The Way (Chinese: 道) is a Japanese novella written by Taiwanese author Chen Huo-chuan (陳火泉). It falls under the genre of autobiographical fiction and was originally published in the July 1943 edition of Bungei Taiwan (文藝臺灣), Volume 6, Issue 3. The novella was later included in the December 1943 publication of the eponymous short story collection The Way. It stands as a representative work of imperial Subject Literature during the Japanese rule period in Taiwan. Discussions within the Taiwanese literary community about this work often center on the issue of Taiwanese identity as portrayed in the narrative.

== Plot ==
The plot follows the protagonist, a Taiwanese youth named Chen Ching-nan (陳青楠). During the implementation of the Japanization (Kominka) movement by the Taiwan Governor-General's Office, he grapples with the challenge of transforming himself from an unrecognized local into a true subject of the Emperor. His efforts to improve the distillation of camphor and increase production earn him recognition, but no promotion. He endures discrimination and meager treatment. He repeatedly argues that Taiwanese people can prove their Japanese identity through hard work. In the end, he realizes that he must join the ranks of volunteer soldiers and undergo the ritual sacrifice of his body to gain recognition as a Japanese person.
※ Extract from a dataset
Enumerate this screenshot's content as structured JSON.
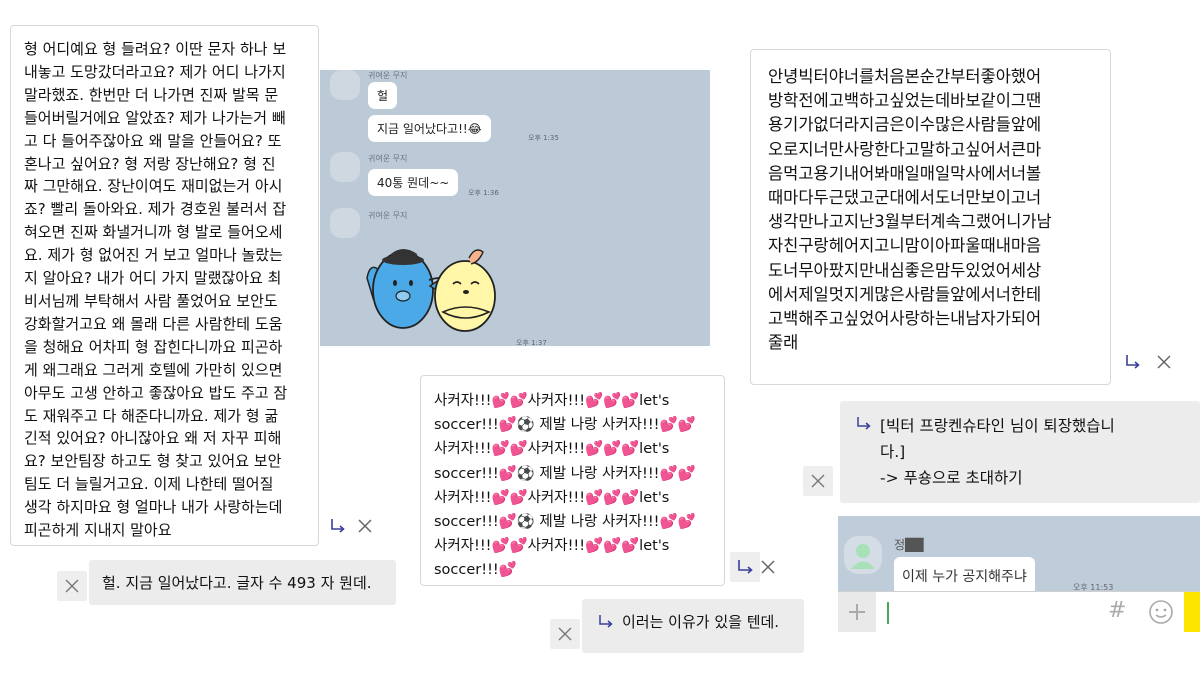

In 1943, when The Way was first published, Japanese writers in Taiwan, such as Hayao Hamada (濱田隼雄) and Mitsuru Nishikawa (西川滿), wrote articles praising it, considering it a "unique work of imperial Subject Literature" and a prototype for the literature of that time. The Way played a crucial role in establishing the significance of this literary genre. In the 1970s, with the rise of the studies of Taiwan literature, discussions about the literary and historical significance of The Way were reignited. In the 1990s and beyond, due to the exploration of the protagonist's promotion challenges within the Monopoly Bureau, some writers and scholars deemed the work as a form of protest literature, protesting against the colonial societal class structure, sparking further discussions.